Директор на это равнодушно пожал плечами и заявил:
— Каждый время от времени по какой-либо причине плачет. Но это не повод не выполнять свою работу.
Я отметил и эти слова, и тон, которым они были произнесены: крайний цинизм, равнодушие к чужой боли, уверенность в собственной правоте и полное отсутствие сочувствия. «Приятный» человек, ничего не скажешь, «повезло» академии с новым директором.
— Так с кем я имею честь беседовать? — повторил тот, откладывая перо.
— Аристарн Оливар, — ответил я. — Бывший курсант академии, выпускник этого года.
— Оливар? — директор наморщил лоб. — Я слышал эту фамилию. Но не могу припомнить, в связи с чем…
— Благодаря мне вы сейчас сидите в этом кресле, — сказал я.
Директор удивлённо вскинул брови и потребовал:
— Поясните.
— Я принимал участие в секретной операции Имперского департамента по казне и налогам. Помогал проверяющей — госпоже Тианелии Морисаль вывести старого директора на чистую воду с его махинациями.
Сказано было, конечно, пафосно и самоуверенно, и не совсем соответствовало действительности, но Тина перед отъездом сама сказала, что я сильно помог её ведомству. И что ведомство даже передо мной в долгу, что я всегда могу обратиться к ней за помощью как к представителю Имперского департамента.

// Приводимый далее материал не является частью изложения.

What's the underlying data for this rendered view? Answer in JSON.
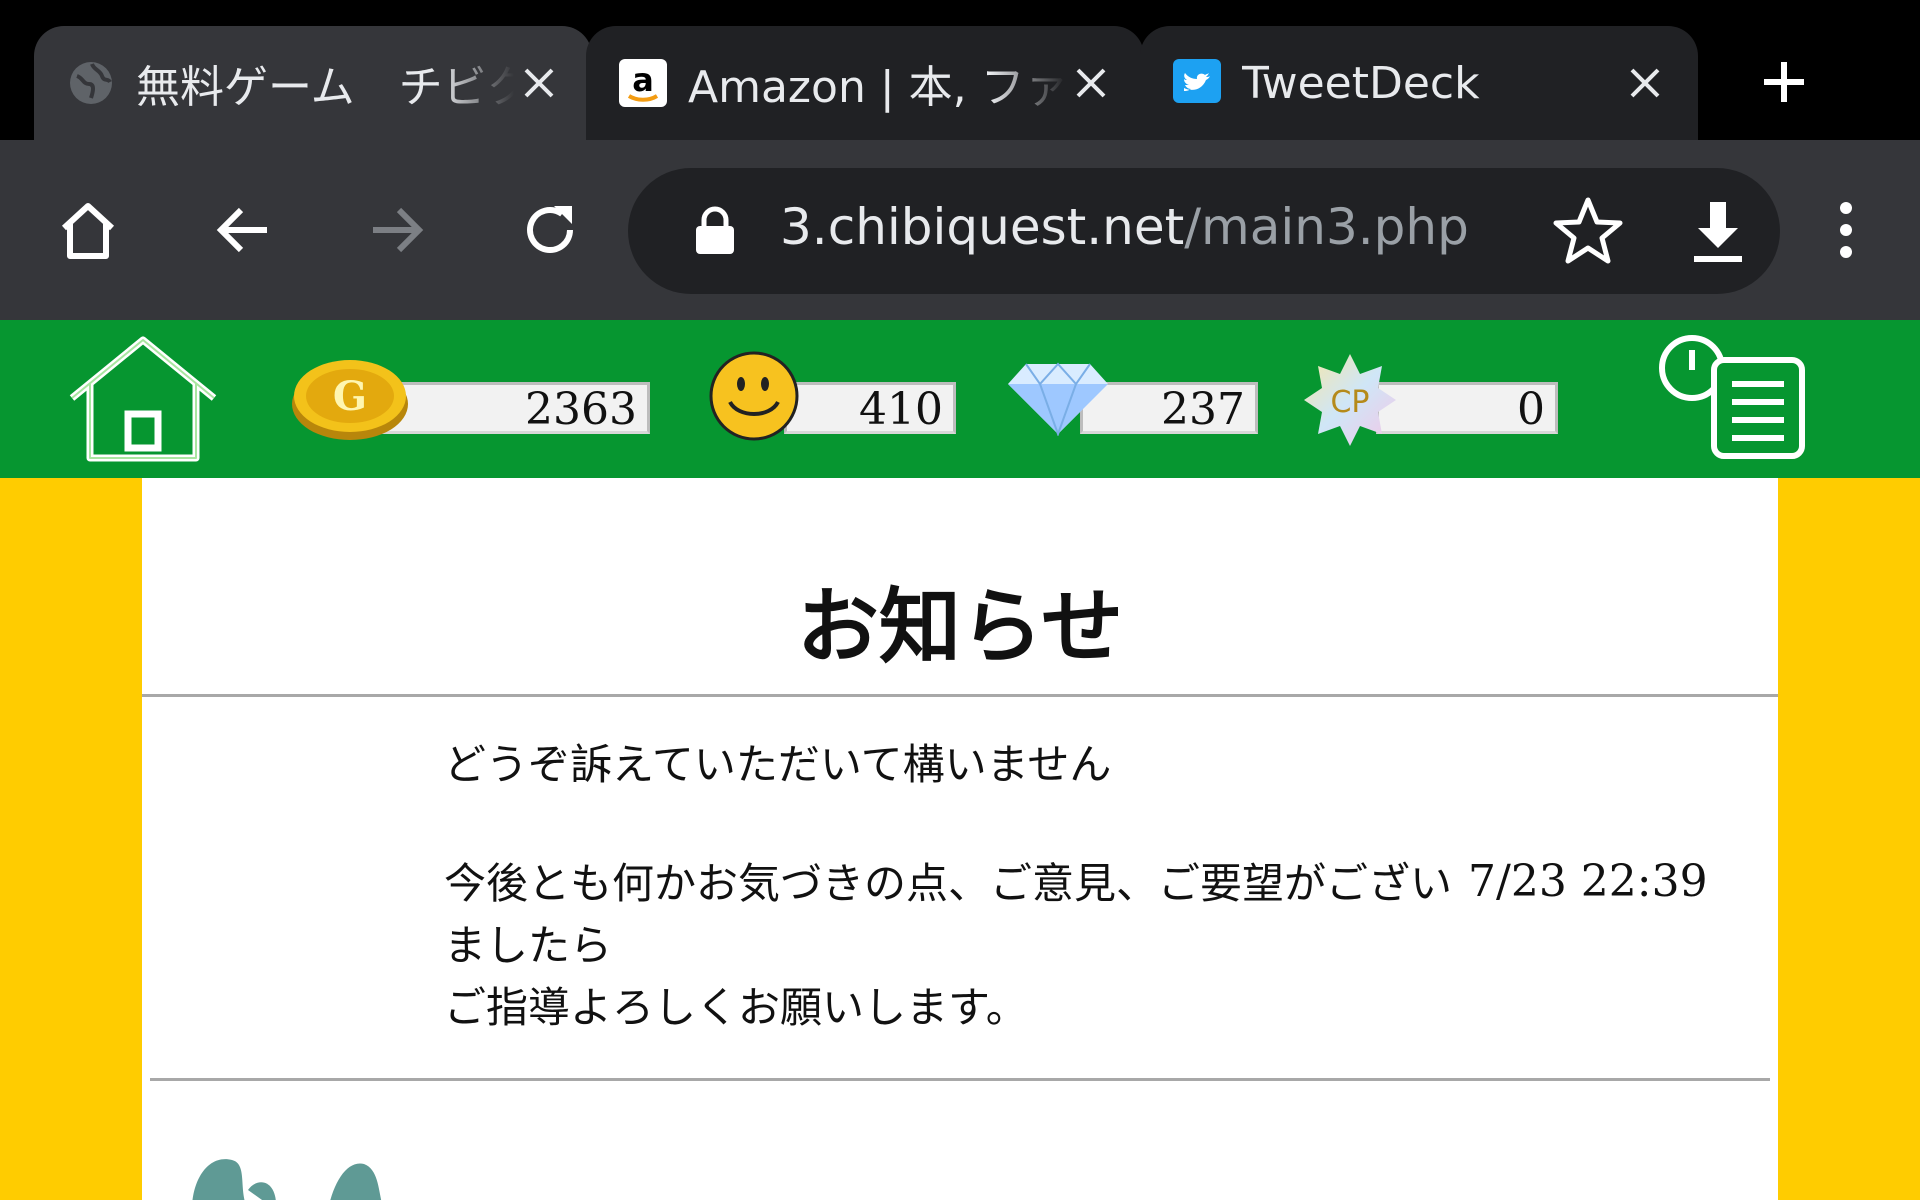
{
  "browser": {
    "tabs": [
      {
        "title": "無料ゲーム　チビクエスト",
        "favicon": "globe-icon",
        "active": true
      },
      {
        "title": "Amazon | 本, ファッション",
        "favicon": "amazon-icon",
        "active": false
      },
      {
        "title": "TweetDeck",
        "favicon": "twitter-icon",
        "active": false
      }
    ],
    "url_domain": "3.chibiquest.net",
    "url_path": "/main3.php"
  },
  "game": {
    "gold": "2363",
    "smile": "410",
    "diamond": "237",
    "cp": "0",
    "cp_label": "CP",
    "gold_label": "G"
  },
  "notice": {
    "title": "お知らせ",
    "headline": "どうぞ訴えていただいて構いません",
    "body": "今後とも何かお気づきの点、ご意見、ご要望がございましたら\nご指導よろしくお願いします。",
    "timestamp": "7/23 22:39"
  },
  "colors": {
    "game_green": "#069630",
    "page_yellow": "#ffcc00",
    "toolbar": "#35363a",
    "omnibox": "#202124"
  }
}
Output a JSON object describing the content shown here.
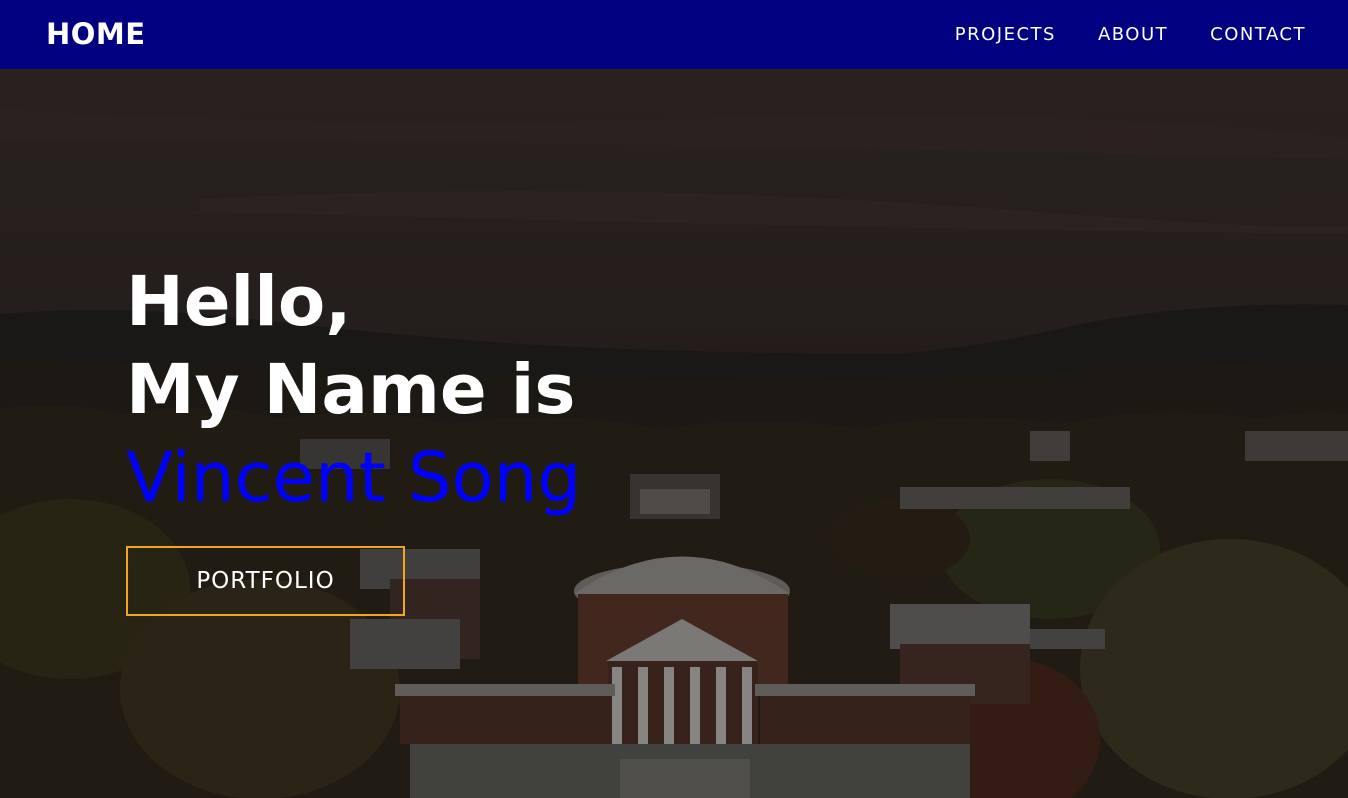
{
  "nav": {
    "brand": "HOME",
    "links": [
      "PROJECTS",
      "ABOUT",
      "CONTACT"
    ]
  },
  "hero": {
    "line1": "Hello,",
    "line2": "My Name is",
    "name": "Vincent Song",
    "button_label": "PORTFOLIO"
  },
  "colors": {
    "navbar_bg": "#000080",
    "name_color": "#0000ff",
    "button_border": "#f3a51c"
  }
}
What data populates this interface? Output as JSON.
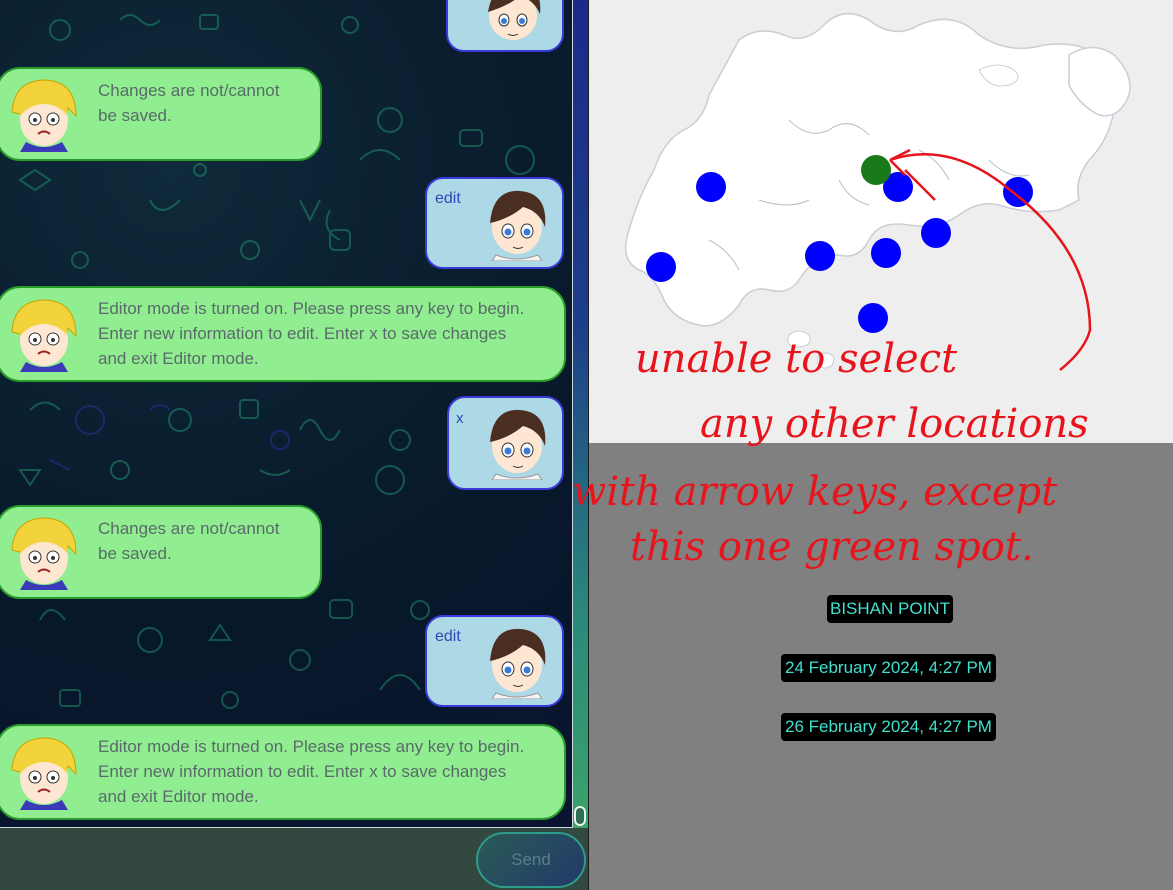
{
  "chat": {
    "messages": [
      {
        "sender": "bot",
        "lines": [
          "Changes are not/cannot",
          "be saved."
        ]
      },
      {
        "sender": "user",
        "text": "edit"
      },
      {
        "sender": "bot",
        "lines": [
          "Editor mode is turned on. Please press any key to begin.",
          "Enter new information to edit. Enter x to save changes",
          "and exit Editor mode."
        ]
      },
      {
        "sender": "user",
        "text": "x"
      },
      {
        "sender": "bot",
        "lines": [
          "Changes are not/cannot",
          "be saved."
        ]
      },
      {
        "sender": "user",
        "text": "edit"
      },
      {
        "sender": "bot",
        "lines": [
          "Editor mode is turned on. Please press any key to begin.",
          "Enter new information to edit. Enter x to save changes",
          "and exit Editor mode."
        ]
      }
    ],
    "send_label": "Send"
  },
  "details": {
    "location_name": "BISHAN POINT",
    "start_datetime": "24 February 2024, 4:27 PM",
    "end_datetime": "26 February 2024, 4:27 PM"
  },
  "annotation": {
    "lines": [
      "unable to select",
      "any other locations",
      "with arrow keys, except",
      "this one green spot."
    ]
  },
  "colors": {
    "location_marker": "#0000ff",
    "selected_marker": "#1a7a1a",
    "bot_bubble": "#90ee90",
    "user_bubble": "#add8e6",
    "annotation_ink": "#e8141c",
    "chip_text": "#40e0d0"
  }
}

Ещё тогда я решил, что не хочу быть лишний раз обязанным, и сейчас придерживался того же мнения. Но если не ради себя, то можно и воспользоваться этой благосклонностью госпожи проверяющей. К тому же ни Тина, ни её ведомство об этом даже не узнают. Впрочем, я был уверен, что Тина одобрила бы мои действия — она тоже всегда выступала за справедливость.
Я достал из кармана визитку Тины — хорошо, что взял с собой, вот так неожиданно пригодилась, и положил её на стол перед директором.
— Перепишите адрес и сделайте официальный запрос госпоже Тианелии, если не верите мне.
Директор посмотрел на визитку, и я увидел, как дёрнулся его кадык — он сглотнул слюну. Похоже, фамилия Морисаль действовала на подданных Империи безотказно. Или название ведомства. Или всё вместе.
— Я… я верю вам, — поспешно сказал директор. — Чем могу быть полезен?
— Зачем вы увольняете так много сотрудников академии? — спросил я.
Директор выпрямился в кресле, вздёрнул подбородок и гордо заявил:
— Политику руководства академией я ни с кем обсуждать не собираюсь! Увольняю, потому что у меня есть на то свои причины.